Critical Review of Sustainability Priorities in the Heritage Sector: Evidence from Latvia’s Most Visited Museums
Keywords:sustainable development, sustainable development goals, cultural sustainability, cultural heritage, museums, museum accreditation
A vibrant debate about the role and participation of museums in urbanisation, industrialisation, human rights protection, technological progress, climate change and other global challenges has persisted in the field of museums ever since the boom of theoretical museology, which coincided with the development of the sustainable development concept. However, often culture is considered a part of social sustainability pillar, covering manifestations such as equity, participation, social justice etc. (Murphy, 2012; Vallace et al., 2011; Cuthill, 2010) or ignoring cultural aspects altogether (Chiu, 2004). Many voices have called to promote culture as the fourth pillar of sustainable development as a necessary foundation, condition or groundwork through which understandings of social, economic, and environmental sustainability may appear (Soini & Birkeland, 2014; Hawkes, 2001). Although the potential of cultural heritage institutions such as museums towards sustainable development is outlined in relevant literature, there has been no radical shift in museum practice (Ross, 2004; Simon, 2010; Nomikou, 2015). The paper aims to propose the first-ever critical review of sustainable development priorities in Latvia’s most popular museums with a view to finding out their strategic priorities and using these findings to identify today’s specific thematic development lines relevant to the museum sector within the sustainable development framework and to apply this bottom-up principle to propose potential ways to improve the general goal of Latvia’s museum accreditation system – that of promoting sustainable museum practices – with specific pointers and thematic building blocks for the broad umbrella concept of sustainable development. Research objectives include (1) conducting a critical review of relevant literature to identify the role of cultural heritage within the evolution of the sustainable development concept (2) identifying the themes of sustainable development that have been communicated as strategic priorities to stakeholders by the country’s nine most visited museums and (3) using research findings to illuminate and pinpoint a specific array of themes pursuant to the general goal of Latvia’s museum accreditation system – that of promoting sustainable museum practices – for the system to serve as a more comprehensive and targeted tool for fostering sustainable
development in the heritage sector and beyond.
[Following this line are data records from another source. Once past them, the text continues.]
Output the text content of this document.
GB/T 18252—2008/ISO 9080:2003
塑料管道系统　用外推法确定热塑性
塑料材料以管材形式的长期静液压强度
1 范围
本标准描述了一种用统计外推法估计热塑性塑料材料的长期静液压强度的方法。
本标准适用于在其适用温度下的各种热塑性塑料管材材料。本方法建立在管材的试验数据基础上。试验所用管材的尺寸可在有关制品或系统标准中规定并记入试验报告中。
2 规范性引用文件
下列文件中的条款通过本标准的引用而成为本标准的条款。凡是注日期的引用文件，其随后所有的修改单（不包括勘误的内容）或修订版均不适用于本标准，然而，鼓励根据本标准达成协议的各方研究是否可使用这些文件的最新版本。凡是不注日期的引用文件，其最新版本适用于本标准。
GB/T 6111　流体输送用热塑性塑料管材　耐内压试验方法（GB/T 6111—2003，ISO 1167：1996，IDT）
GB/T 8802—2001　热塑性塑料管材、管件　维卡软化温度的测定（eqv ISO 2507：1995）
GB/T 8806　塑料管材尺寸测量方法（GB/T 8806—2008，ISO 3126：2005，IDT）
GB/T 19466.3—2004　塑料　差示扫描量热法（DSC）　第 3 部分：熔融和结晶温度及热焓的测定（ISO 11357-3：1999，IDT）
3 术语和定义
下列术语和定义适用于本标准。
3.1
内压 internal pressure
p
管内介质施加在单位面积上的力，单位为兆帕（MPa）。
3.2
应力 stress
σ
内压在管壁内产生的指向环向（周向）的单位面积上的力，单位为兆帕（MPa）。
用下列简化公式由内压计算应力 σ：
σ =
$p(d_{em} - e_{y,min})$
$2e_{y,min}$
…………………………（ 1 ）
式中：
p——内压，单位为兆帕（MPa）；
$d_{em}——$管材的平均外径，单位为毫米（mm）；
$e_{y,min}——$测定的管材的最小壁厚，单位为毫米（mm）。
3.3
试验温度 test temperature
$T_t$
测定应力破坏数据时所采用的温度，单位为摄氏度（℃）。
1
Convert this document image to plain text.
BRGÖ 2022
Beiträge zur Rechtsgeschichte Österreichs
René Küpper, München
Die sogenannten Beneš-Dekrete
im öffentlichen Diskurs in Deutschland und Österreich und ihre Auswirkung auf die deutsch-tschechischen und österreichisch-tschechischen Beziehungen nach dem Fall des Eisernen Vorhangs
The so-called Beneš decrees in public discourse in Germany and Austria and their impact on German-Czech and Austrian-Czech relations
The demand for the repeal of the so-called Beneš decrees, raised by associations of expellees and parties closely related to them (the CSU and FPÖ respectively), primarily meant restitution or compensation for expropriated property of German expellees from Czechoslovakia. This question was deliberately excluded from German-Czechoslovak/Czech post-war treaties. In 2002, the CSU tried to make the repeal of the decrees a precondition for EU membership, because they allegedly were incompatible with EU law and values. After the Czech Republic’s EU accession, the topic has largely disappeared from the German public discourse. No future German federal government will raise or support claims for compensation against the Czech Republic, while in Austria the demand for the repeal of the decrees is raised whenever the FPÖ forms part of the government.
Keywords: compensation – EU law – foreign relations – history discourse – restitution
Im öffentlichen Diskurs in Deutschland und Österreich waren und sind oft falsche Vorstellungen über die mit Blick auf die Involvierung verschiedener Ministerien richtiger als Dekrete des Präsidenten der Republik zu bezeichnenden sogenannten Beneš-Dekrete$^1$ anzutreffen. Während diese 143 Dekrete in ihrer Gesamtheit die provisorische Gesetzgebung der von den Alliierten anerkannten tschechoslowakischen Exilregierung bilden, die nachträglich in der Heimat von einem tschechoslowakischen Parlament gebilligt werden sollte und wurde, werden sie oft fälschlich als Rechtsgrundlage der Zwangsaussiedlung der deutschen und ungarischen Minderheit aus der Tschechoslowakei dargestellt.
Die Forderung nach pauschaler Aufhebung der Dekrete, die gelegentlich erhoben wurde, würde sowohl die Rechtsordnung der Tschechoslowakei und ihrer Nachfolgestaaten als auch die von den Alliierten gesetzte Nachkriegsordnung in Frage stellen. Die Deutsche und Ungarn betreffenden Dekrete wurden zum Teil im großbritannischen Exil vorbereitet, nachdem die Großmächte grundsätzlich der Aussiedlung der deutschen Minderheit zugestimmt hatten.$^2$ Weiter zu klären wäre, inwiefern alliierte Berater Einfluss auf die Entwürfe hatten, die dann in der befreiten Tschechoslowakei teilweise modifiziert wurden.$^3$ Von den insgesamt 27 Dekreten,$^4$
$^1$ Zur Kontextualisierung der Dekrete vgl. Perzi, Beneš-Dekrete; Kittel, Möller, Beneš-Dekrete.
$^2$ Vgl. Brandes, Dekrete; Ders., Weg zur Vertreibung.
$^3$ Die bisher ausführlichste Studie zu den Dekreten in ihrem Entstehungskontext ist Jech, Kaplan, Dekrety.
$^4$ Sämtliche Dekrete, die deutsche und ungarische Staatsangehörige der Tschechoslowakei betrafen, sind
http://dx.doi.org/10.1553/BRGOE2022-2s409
Qualitative content analysis has been chosen to analyse museum development strategies and their collection, research, and communication policies, that is, the museum strategic documents to be submitted by the museums seeking to receive state recognition. The study covers Latvia’s nine most popular museums, whose joint annual share of visits amounts to 50% of the country’s total rate (Latvian Academy of Culture, 2018). The study reveals substantial diversity in how Latvia’s most popular museums approach sustainable development goals while also exposing a few significant downsides. According to the findings, museum priorities include (1) heritage preservation, efforts to strengthen national identity, and information and communication technology sustainability in the context of cultural sustainability, (2) financial sustainability as well as tourism- multiplication and image-building in the context of economic sustainability, (3) eco-cultural resilience and improvements in the infrastructure for better energy efficiency as well as a degree of progress towards more sustainable transportation solutions in the context of environmental sustainability and (4) physical, intellectual, socio-economic and emotional accessibility and a focus on boosting social capital in the context of social sustainability. Adjustment of accreditation requirements to meet the sustainable development priorities, at least identified within the study, should, in the long run, raise awareness within the field, enable museums to target their efforts at addressing their downsides and finding possibilities for growth in the context of sustainable development as well as foster sustainable development in the larger field of cultural heritage sites and institutions, which, unlike its kindred sector of museums, exists outside the scope of restrictions associated with accreditation. Such adjustments will help achieve a broader input from the heritage sector towards sustainable development goals.